At 12.35 am local time (3:25 am Australian Eastern Standard Time) on Wednesday 29 May, Australians Andrew Chan and Myuran Sukumaran were executed by an Indonesian firing squad on Nusakambangan Island, along with six other death row inmates.
The pair had been convicted in 2005 of being the ringleaders of the “Bali 9” plot to smuggle heroin out of Indonesia.
In the months leading up to their execution, their plight saw one of Australia’s most concerted diplomatic campaign in recent memory to save Chan and Sukumuran from the gallows. Their situation attracted considerable attention not only from government figures, but also celebrities, media and the general public.
As Australians woke up to the reality that inspite of all of their strenuous efforts, two of their fellow citizens had been executed, after the initial reactions of moral outrage and sadness, thoughts turned to “what now for Australia-Indonesia relations”?
We didn’t have to wait long for the first fallout from the executions to take place: just four hours after the executions, Prime Minister Tony Abbott and Foreign Minister Julie Bishop announced the recall of our ambassador to Indonesia, Australia’s first-ever recall over the execution of our citizens abroad.
Many Australians were quick to offer their own suggestions as to how to punish Indonesia over its refusal to grant clemency to Chan and Sukumaran. There have been many calls to boycott travel to Bali, a popular tourist destination for Australians. The Facebook page “Boycott Bali for The Boys” has now attracted close to 15, 000 likes. Whether these calls actually will materialise in a tangible dip in tourist numbers is not at all inevitable however. Qantas and Webjet say travellers show no signs of boycotting tourist destinations in Indonesia like Bali; quite to the contrary, they continue to fly to Bali in record numbers.
In the hours leading up to Chan and Sukumaran’s executions, Geoffrey Robertson QC, prominent human rights barrister, proposed that Australian aid dollars be redirected away from Indonesia. Australia is the second largest donor to Indonesia behind Japan, with the 2014/15 budget estimate putting our aid at $605.3 million. The call to cut aid to Indonesia would likely receive strong support. The Department of Foreign Affairs and Trade is understood to have received over 1000 communications from members of the Australian public calling for aid to be reduced. Foreign Minister Julie Bishop has said the government has not ruled out the possibility of cutting Australia’s aid to Indonesia.

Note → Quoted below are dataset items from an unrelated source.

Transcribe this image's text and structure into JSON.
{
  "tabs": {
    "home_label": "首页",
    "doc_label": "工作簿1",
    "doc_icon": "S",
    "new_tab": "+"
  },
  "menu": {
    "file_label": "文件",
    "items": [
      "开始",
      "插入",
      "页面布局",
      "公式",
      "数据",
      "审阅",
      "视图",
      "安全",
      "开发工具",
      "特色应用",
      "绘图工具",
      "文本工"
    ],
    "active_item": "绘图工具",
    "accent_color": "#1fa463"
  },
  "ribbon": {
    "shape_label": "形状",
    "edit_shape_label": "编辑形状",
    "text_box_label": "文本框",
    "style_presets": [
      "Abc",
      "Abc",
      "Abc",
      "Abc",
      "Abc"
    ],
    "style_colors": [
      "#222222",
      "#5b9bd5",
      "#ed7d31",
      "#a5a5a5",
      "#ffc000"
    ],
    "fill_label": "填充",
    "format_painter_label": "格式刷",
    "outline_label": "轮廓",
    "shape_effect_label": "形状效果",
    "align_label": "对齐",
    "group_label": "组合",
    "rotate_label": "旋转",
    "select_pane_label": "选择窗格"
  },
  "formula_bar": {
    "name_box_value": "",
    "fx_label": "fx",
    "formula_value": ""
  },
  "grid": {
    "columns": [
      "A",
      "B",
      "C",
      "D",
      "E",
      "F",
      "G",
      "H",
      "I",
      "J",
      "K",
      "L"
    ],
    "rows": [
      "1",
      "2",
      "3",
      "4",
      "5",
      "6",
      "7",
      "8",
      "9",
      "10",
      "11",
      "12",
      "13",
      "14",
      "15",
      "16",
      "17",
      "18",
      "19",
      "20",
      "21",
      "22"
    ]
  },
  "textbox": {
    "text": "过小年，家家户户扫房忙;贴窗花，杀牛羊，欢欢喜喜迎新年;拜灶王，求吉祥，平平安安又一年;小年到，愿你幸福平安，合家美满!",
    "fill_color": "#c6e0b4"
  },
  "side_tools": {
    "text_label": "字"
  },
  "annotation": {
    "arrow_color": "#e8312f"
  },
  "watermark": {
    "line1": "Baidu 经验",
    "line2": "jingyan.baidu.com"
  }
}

There are many other options that the Australian government has already commenced exploring: ministerial visits, which were already suspended because of the executions, will not resume for months – potentially not until the end of this year. Australian and Indonesian government officials have been forging steadily closer ties in recent years, with meetings at many levels, from the annual leaders’ meeting to the regular two-plus-two gatherings of defence and foreign ministers to many routine meetings on issues such as defence, law and education. If the Australian government was so inclined, it could also seek to block Indonesian-backed initiatives at international regional forums.

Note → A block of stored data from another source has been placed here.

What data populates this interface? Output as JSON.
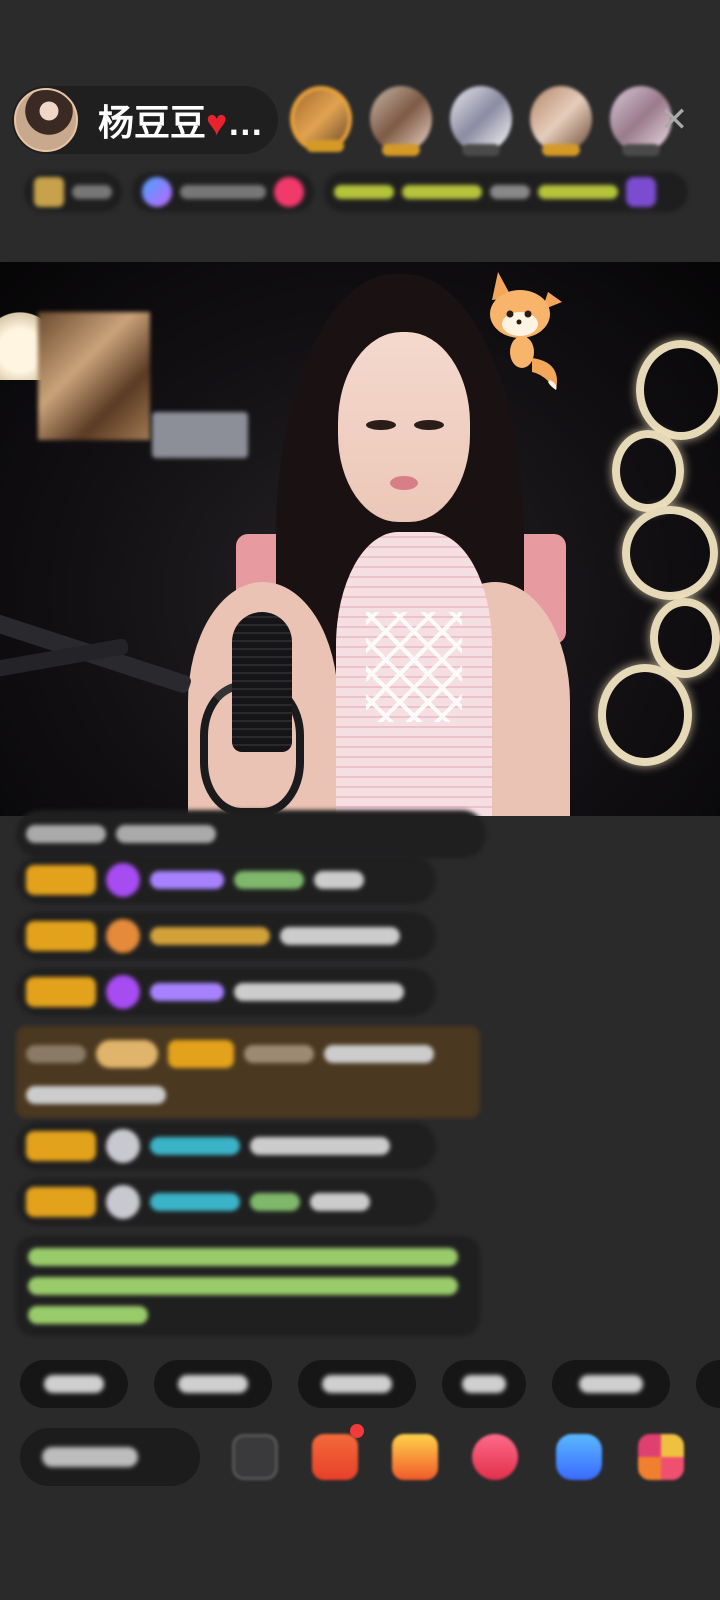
{
  "host": {
    "name": "杨豆豆",
    "heart": "♥",
    "ellipsis": "…"
  },
  "header": {
    "close_icon": "close-icon"
  },
  "viewers": [
    {
      "name": "viewer-avatar",
      "bg": "linear-gradient(135deg,#a56a2f,#e1a351,#6c4a2c)"
    },
    {
      "name": "viewer-avatar",
      "bg": "linear-gradient(135deg,#c9b7a8,#7d5a45,#efd9cc)"
    },
    {
      "name": "viewer-avatar",
      "bg": "linear-gradient(135deg,#e9e9ef,#8a8aa1,#ffffff)"
    },
    {
      "name": "viewer-avatar",
      "bg": "linear-gradient(135deg,#b5876a,#e6cdbb,#6a4a36)"
    },
    {
      "name": "viewer-avatar",
      "bg": "linear-gradient(135deg,#d8c9d9,#9a7a8a,#f0e0ea)"
    }
  ],
  "colors": {
    "accent_gold": "#e3a21b",
    "purple_gem": "#a64cf0",
    "name_purple": "#a782ff",
    "name_cyan": "#3bb3c6",
    "chat_green": "#9acb6a",
    "gold_banner": "#4a3820"
  },
  "bottom_bar": {
    "icons": [
      "emoji-icon",
      "gift-box-icon",
      "treasure-icon",
      "heart-gift-icon",
      "game-controller-icon",
      "more-apps-icon"
    ]
  }
}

It is important to note that there are also courses of action that the Australian government are likely not to contemplate: anything that hurts our bilateral trading relationship, or engage in economic sanctions. Australia’s two-way trade with Indonesia was worth $14.9 billion in 2013, making Indonesia our 12th-largest trade partner. With rising Indonesian demand for consumer goods and services, there is considerable potential for Australia to expand its relationship with Indonesia in the future not only in trade, but also investment and economic cooperation.
It is also important to remember that any retaliatory action by Australia is unlikely to take place in a vacuum; already, the social media campaign to “Boycott Bali” has been met with welcome by some Indonesian social media users, pointing to the perception of many Australian tourists as drunk, users of recreational drugs and disrespectful to indigenous citizens.
The Australia-Indonesia relationship is an important one, and while emotions run high on both sides, we must remember to make decisions in a calm and careful manner. Decisions made out of anger or for immediate political expediency can have repercussions for many years. If the Australian government is truly committed to protecting its citizens abroad, then we need to persuade our neighbours that we can have rule of law, effective legal deterrence and protection of victims of crime without having to employ the death penalty. To achieve this, we can only persuade our neighbours as friends, not antagonists.